Mon style de cuisine est basé sur des concepts. Lorsqu’on a un beau concept et une belle idée, ça donne une base de travail qu’on peut exploiter à fond.
Pour mon premier restaurant à Montréal, nous avons proposé des menus de dégustation de nouvelle cuisine canadienne. Ensuite, j'ai travaillé au ‘’Parliament Pub and Parlour’’, où j'ai créé pendant la pandémie un pop-up appelé ‘’Touk’’ qui proposait un menu de street food cambodgienne. Avec ‘’Touk’’ nous avons également travaillé avec des mixologistes du monde entier, on a même accueilli le American Bar du ‘’Savoy Hotel’’ de Londres. J'ai aussi travaillé pendant deux ans pour le ‘’Cold Room’’ et ‘’El Pequeno’’ que vous connaissez sûrement.
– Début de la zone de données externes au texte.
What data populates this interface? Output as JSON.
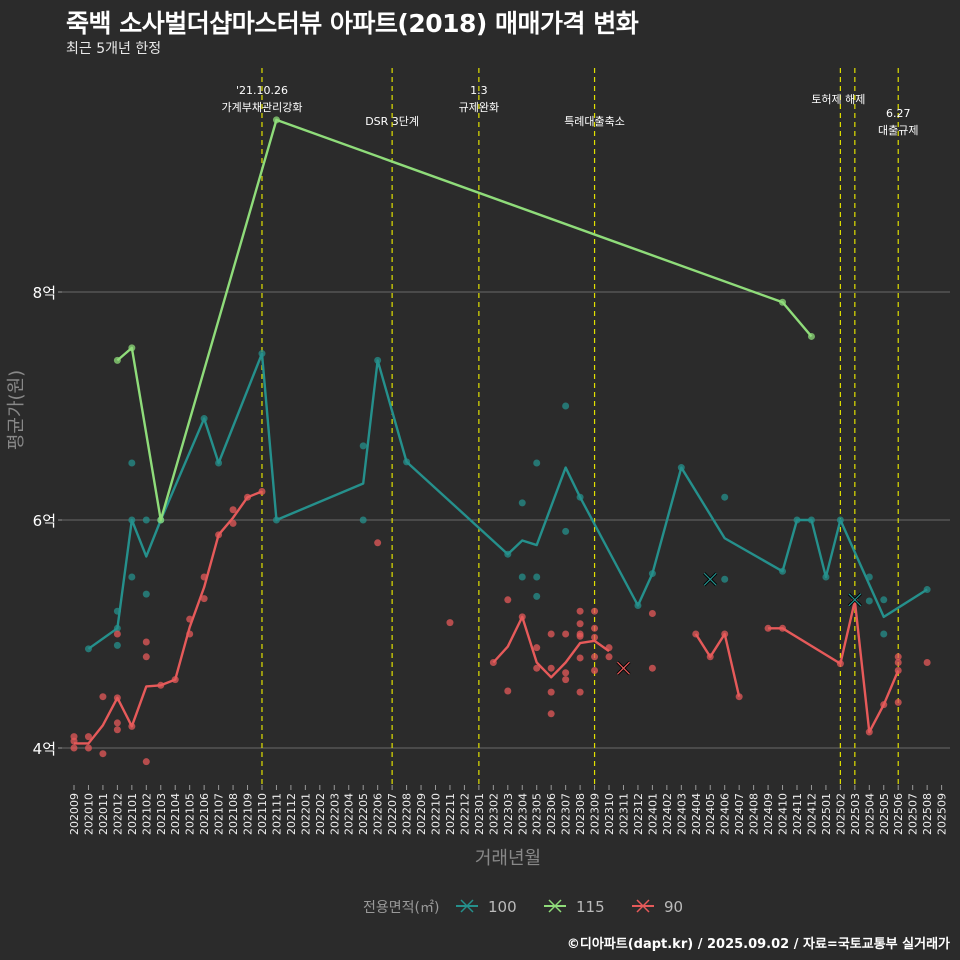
{
  "title": "죽백 소사벌더샵마스터뷰 아파트(2018) 매매가격 변화",
  "subtitle": "최근 5개년 한정",
  "footer": "©디아파트(dapt.kr) / 2025.09.02 / 자료=국토교통부 실거래가",
  "chart_data": {
    "type": "line",
    "xlabel": "거래년월",
    "ylabel": "평균가(원)",
    "ylim": [
      3.6,
      9.9
    ],
    "yticks": [
      {
        "value": 4,
        "label": "4억"
      },
      {
        "value": 6,
        "label": "6억"
      },
      {
        "value": 8,
        "label": "8억"
      }
    ],
    "grid": true,
    "categories": [
      "202009",
      "202010",
      "202011",
      "202012",
      "202101",
      "202102",
      "202103",
      "202104",
      "202105",
      "202106",
      "202107",
      "202108",
      "202109",
      "202110",
      "202111",
      "202112",
      "202201",
      "202202",
      "202203",
      "202204",
      "202205",
      "202206",
      "202207",
      "202208",
      "202209",
      "202210",
      "202211",
      "202212",
      "202301",
      "202302",
      "202303",
      "202304",
      "202305",
      "202306",
      "202307",
      "202308",
      "202309",
      "202310",
      "202311",
      "202312",
      "202401",
      "202402",
      "202403",
      "202404",
      "202405",
      "202406",
      "202407",
      "202408",
      "202409",
      "202410",
      "202411",
      "202412",
      "202501",
      "202502",
      "202503",
      "202504",
      "202505",
      "202506",
      "202507",
      "202508",
      "202509"
    ],
    "legend": {
      "title": "전용면적(㎡)",
      "position": "bottom"
    },
    "series": [
      {
        "name": "100",
        "color": "#25908c",
        "line": [
          [
            "202010",
            4.87
          ],
          [
            "202012",
            5.05
          ],
          [
            "202101",
            6.0
          ],
          [
            "202102",
            5.68
          ],
          [
            "202103",
            6.0
          ],
          [
            "202106",
            6.89
          ],
          [
            "202107",
            6.5
          ],
          [
            "202110",
            7.46
          ],
          [
            "202111",
            6.0
          ],
          [
            "202205",
            6.32
          ],
          [
            "202206",
            7.4
          ],
          [
            "202208",
            6.51
          ],
          [
            "202303",
            5.7
          ],
          [
            "202304",
            5.82
          ],
          [
            "202305",
            5.78
          ],
          [
            "202307",
            6.46
          ],
          [
            "202308",
            6.2
          ],
          [
            "202312",
            5.25
          ],
          [
            "202401",
            5.53
          ],
          [
            "202403",
            6.46
          ],
          [
            "202406",
            5.84
          ],
          [
            "202410",
            5.55
          ],
          [
            "202411",
            6.0
          ],
          [
            "202412",
            6.0
          ],
          [
            "202501",
            5.5
          ],
          [
            "202502",
            6.0
          ],
          [
            "202505",
            5.15
          ],
          [
            "202508",
            5.39
          ]
        ],
        "points": [
          [
            "202010",
            4.87
          ],
          [
            "202012",
            5.05
          ],
          [
            "202012",
            5.2
          ],
          [
            "202012",
            4.9
          ],
          [
            "202101",
            6.0
          ],
          [
            "202101",
            6.5
          ],
          [
            "202101",
            5.5
          ],
          [
            "202102",
            6.0
          ],
          [
            "202102",
            5.35
          ],
          [
            "202103",
            6.0
          ],
          [
            "202106",
            6.89
          ],
          [
            "202107",
            6.5
          ],
          [
            "202110",
            7.46
          ],
          [
            "202111",
            6.0
          ],
          [
            "202205",
            6.65
          ],
          [
            "202205",
            6.0
          ],
          [
            "202206",
            7.4
          ],
          [
            "202208",
            6.51
          ],
          [
            "202303",
            5.7
          ],
          [
            "202304",
            6.15
          ],
          [
            "202304",
            5.5
          ],
          [
            "202305",
            6.5
          ],
          [
            "202305",
            5.5
          ],
          [
            "202305",
            5.33
          ],
          [
            "202307",
            7.0
          ],
          [
            "202307",
            5.9
          ],
          [
            "202308",
            6.2
          ],
          [
            "202312",
            5.25
          ],
          [
            "202401",
            5.53
          ],
          [
            "202403",
            6.46
          ],
          [
            "202406",
            6.2
          ],
          [
            "202406",
            5.48
          ],
          [
            "202410",
            5.55
          ],
          [
            "202411",
            6.0
          ],
          [
            "202412",
            6.0
          ],
          [
            "202501",
            5.5
          ],
          [
            "202502",
            6.0
          ],
          [
            "202504",
            5.5
          ],
          [
            "202504",
            5.29
          ],
          [
            "202505",
            5.3
          ],
          [
            "202505",
            5.0
          ],
          [
            "202508",
            5.39
          ]
        ]
      },
      {
        "name": "115",
        "color": "#8fdc7a",
        "line": [
          [
            "202012",
            7.4
          ],
          [
            "202101",
            7.51
          ],
          [
            "202103",
            6.0
          ],
          [
            "202111",
            9.51
          ],
          [
            "202410",
            7.91
          ],
          [
            "202412",
            7.61
          ]
        ],
        "points": [
          [
            "202012",
            7.4
          ],
          [
            "202101",
            7.51
          ],
          [
            "202103",
            6.0
          ],
          [
            "202111",
            9.51
          ],
          [
            "202410",
            7.91
          ],
          [
            "202412",
            7.61
          ]
        ]
      },
      {
        "name": "90",
        "color": "#e65a5a",
        "line": [
          [
            "202009",
            4.04
          ],
          [
            "202010",
            4.04
          ],
          [
            "202011",
            4.2
          ],
          [
            "202012",
            4.44
          ],
          [
            "202101",
            4.19
          ],
          [
            "202102",
            4.54
          ],
          [
            "202103",
            4.55
          ],
          [
            "202104",
            4.6
          ],
          [
            "202105",
            5.06
          ],
          [
            "202106",
            5.41
          ],
          [
            "202107",
            5.87
          ],
          [
            "202108",
            6.02
          ],
          [
            "202109",
            6.2
          ],
          [
            "202110",
            6.25
          ],
          null,
          [
            "202302",
            4.75
          ],
          [
            "202303",
            4.89
          ],
          [
            "202304",
            5.15
          ],
          [
            "202305",
            4.75
          ],
          [
            "202306",
            4.62
          ],
          [
            "202307",
            4.75
          ],
          [
            "202308",
            4.92
          ],
          [
            "202309",
            4.94
          ],
          [
            "202310",
            4.85
          ],
          null,
          [
            "202404",
            5.0
          ],
          [
            "202405",
            4.8
          ],
          [
            "202406",
            5.0
          ],
          [
            "202407",
            4.45
          ],
          null,
          [
            "202409",
            5.05
          ],
          [
            "202410",
            5.05
          ],
          [
            "202502",
            4.74
          ],
          [
            "202503",
            5.29
          ],
          [
            "202504",
            4.14
          ],
          [
            "202505",
            4.38
          ],
          [
            "202506",
            4.68
          ]
        ],
        "points": [
          [
            "202009",
            4.1
          ],
          [
            "202009",
            4.0
          ],
          [
            "202009",
            4.06
          ],
          [
            "202010",
            4.1
          ],
          [
            "202010",
            4.0
          ],
          [
            "202011",
            4.45
          ],
          [
            "202011",
            3.95
          ],
          [
            "202012",
            5.0
          ],
          [
            "202012",
            4.44
          ],
          [
            "202012",
            4.22
          ],
          [
            "202012",
            4.16
          ],
          [
            "202101",
            4.19
          ],
          [
            "202102",
            4.93
          ],
          [
            "202102",
            4.8
          ],
          [
            "202102",
            3.88
          ],
          [
            "202103",
            4.55
          ],
          [
            "202104",
            4.6
          ],
          [
            "202105",
            5.13
          ],
          [
            "202105",
            5.0
          ],
          [
            "202106",
            5.5
          ],
          [
            "202106",
            5.31
          ],
          [
            "202107",
            5.87
          ],
          [
            "202108",
            6.09
          ],
          [
            "202108",
            5.97
          ],
          [
            "202109",
            6.2
          ],
          [
            "202110",
            6.25
          ],
          [
            "202206",
            5.8
          ],
          [
            "202211",
            5.1
          ],
          [
            "202302",
            4.75
          ],
          [
            "202303",
            5.3
          ],
          [
            "202303",
            4.5
          ],
          [
            "202304",
            5.15
          ],
          [
            "202305",
            4.88
          ],
          [
            "202305",
            4.7
          ],
          [
            "202306",
            5.0
          ],
          [
            "202306",
            4.7
          ],
          [
            "202306",
            4.49
          ],
          [
            "202306",
            4.3
          ],
          [
            "202307",
            5.0
          ],
          [
            "202307",
            4.66
          ],
          [
            "202307",
            4.6
          ],
          [
            "202308",
            5.2
          ],
          [
            "202308",
            5.09
          ],
          [
            "202308",
            5.0
          ],
          [
            "202308",
            4.98
          ],
          [
            "202308",
            4.79
          ],
          [
            "202308",
            4.49
          ],
          [
            "202309",
            5.2
          ],
          [
            "202309",
            5.05
          ],
          [
            "202309",
            4.97
          ],
          [
            "202309",
            4.8
          ],
          [
            "202309",
            4.68
          ],
          [
            "202310",
            4.88
          ],
          [
            "202310",
            4.8
          ],
          [
            "202401",
            5.18
          ],
          [
            "202401",
            4.7
          ],
          [
            "202404",
            5.0
          ],
          [
            "202405",
            4.8
          ],
          [
            "202406",
            5.0
          ],
          [
            "202407",
            4.45
          ],
          [
            "202409",
            5.05
          ],
          [
            "202410",
            5.05
          ],
          [
            "202502",
            4.74
          ],
          [
            "202503",
            5.29
          ],
          [
            "202504",
            4.14
          ],
          [
            "202505",
            4.38
          ],
          [
            "202506",
            4.8
          ],
          [
            "202506",
            4.75
          ],
          [
            "202506",
            4.68
          ],
          [
            "202506",
            4.4
          ],
          [
            "202508",
            4.75
          ]
        ]
      }
    ],
    "cancelled": [
      {
        "series": "100",
        "month": "202405",
        "value": 5.48
      },
      {
        "series": "100",
        "month": "202503",
        "value": 5.3
      },
      {
        "series": "90",
        "month": "202311",
        "value": 4.7
      }
    ],
    "events": [
      {
        "month": "202110",
        "lines": [
          "'21.10.26",
          "가계부채관리강화"
        ],
        "level": 0
      },
      {
        "month": "202207",
        "lines": [
          "DSR 3단계"
        ],
        "level": 2
      },
      {
        "month": "202301",
        "lines": [
          "1.3",
          "규제완화"
        ],
        "level": 0
      },
      {
        "month": "202309",
        "lines": [
          "특례대출축소"
        ],
        "level": 2
      },
      {
        "month": "202502",
        "lines": [
          "토허제 해제"
        ],
        "level": 1
      },
      {
        "month": "202503",
        "lines": [],
        "level": 1
      },
      {
        "month": "202506",
        "lines": [
          "6.27",
          "대출규제"
        ],
        "level": 3
      }
    ]
  }
}
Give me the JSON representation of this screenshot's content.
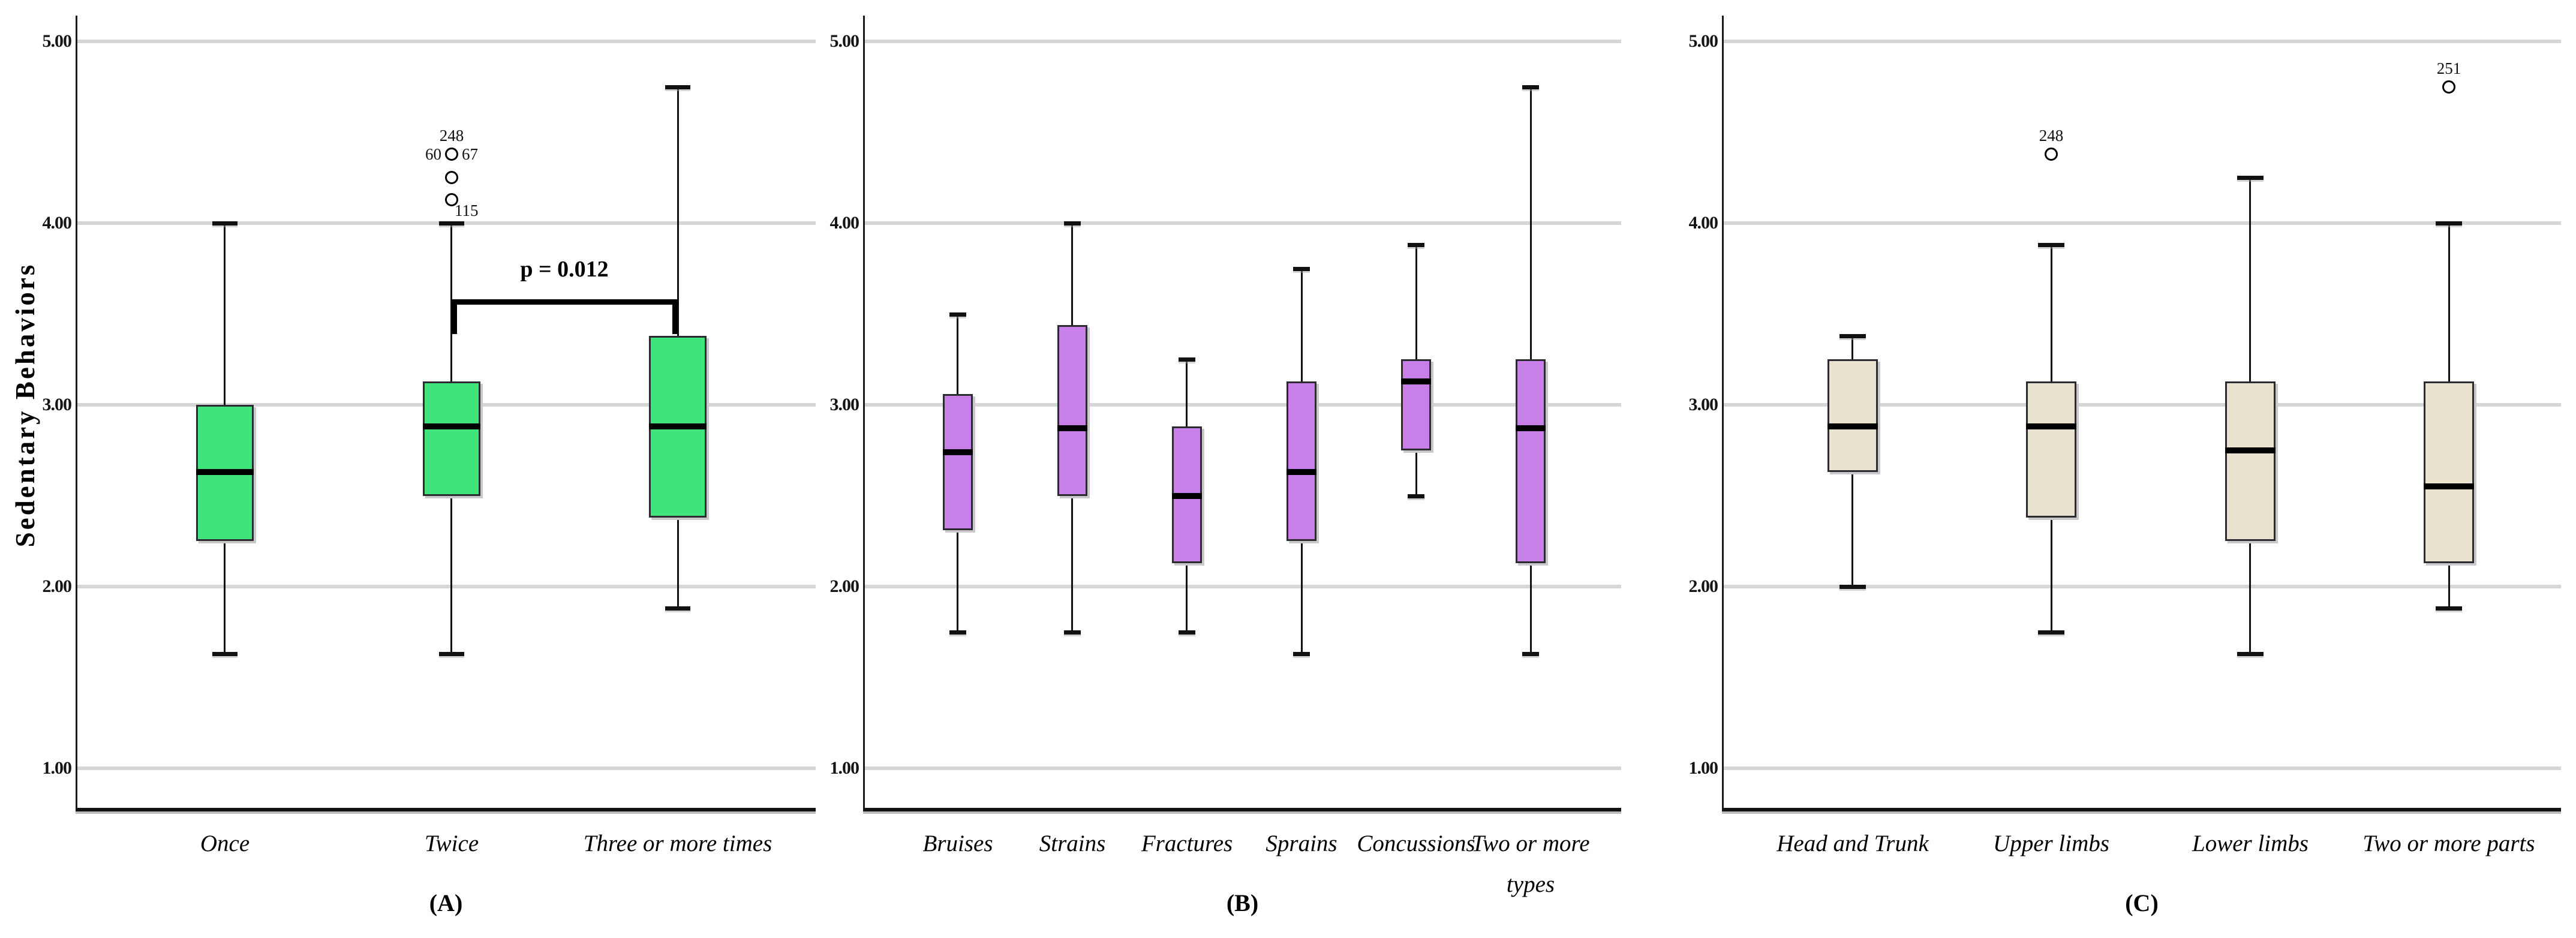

Ensuite, j'ai été consulté pour ouvrir un restaurant à Montréal appelé ‘’Tiramisu’’.
Tu as vécu dans un peu partout au Canada, quel a été l'impact sur ta cuisine ?
Cela a eu un impact important. La difficulté pour tout chef est de traduire sa passion dans l'assiette. Comment faire passer son message tout en créant quelque chose qui plaise ? C'est toujours un défi.
Avec plus de 20 ans d'expérience en cuisine, c'est devenu un peu plus facile pour moi. Être honnête avec les clients, être honnête avec soi-même et être ouvert à la critique, ça rend humble et ça m'a beaucoup aidé. L'année dernière par exemple, lorsque le Guide Michelin est venu à Vancouver, on a remporté un Bib Gourmand avec un restaurant 100% végétalien. Alors en travaillant avec ces belles idées on arrive à traduire ce qu’on veut faire passer avec succès.
D'où viennent ces idées, comment ces concepts sont-ils créés ?
Ça part essentiellement de ‘’brainstorming’’ et de collaboration. Comme je ne suis pas propriétaire des restaurants dans lesquels j'ai travaillé, quelqu'un arrive vers moi avec une proposition de concept et me demande : qu’est-ce qu’on peut faire avec ça ? Un peu comme : Hé, Chanthy ! Peux-tu créer un restaurant à partir de cette paille ? Combien d'idées tu peux avoir à partir de cette paille ? Est-ce qu'on mange avec la paille ? La nourriture est-elle servie sur des pailles ? Est-ce que tout se présente sous forme de paille ?...C’est vraiment comme ça que ça se passe!
Retour aux sources. Lorsque tu étais dans la cuisine de ta grand-mère, quelles sont les premières sensations dont tu te souviens ?
Le tout premier souvenir que j'ai de la cuisine de ma grand-mère est de me réveiller le matin et de l'entendre avec son mortier et son pilon, en train de broyer des épices. Je me demandais quel était ce bruit sourd. Je suis allé dans la cuisine et je l'ai vue en train de préparer une pâte de kroeung, une pâte de curry jaune très populaire au Cambodge.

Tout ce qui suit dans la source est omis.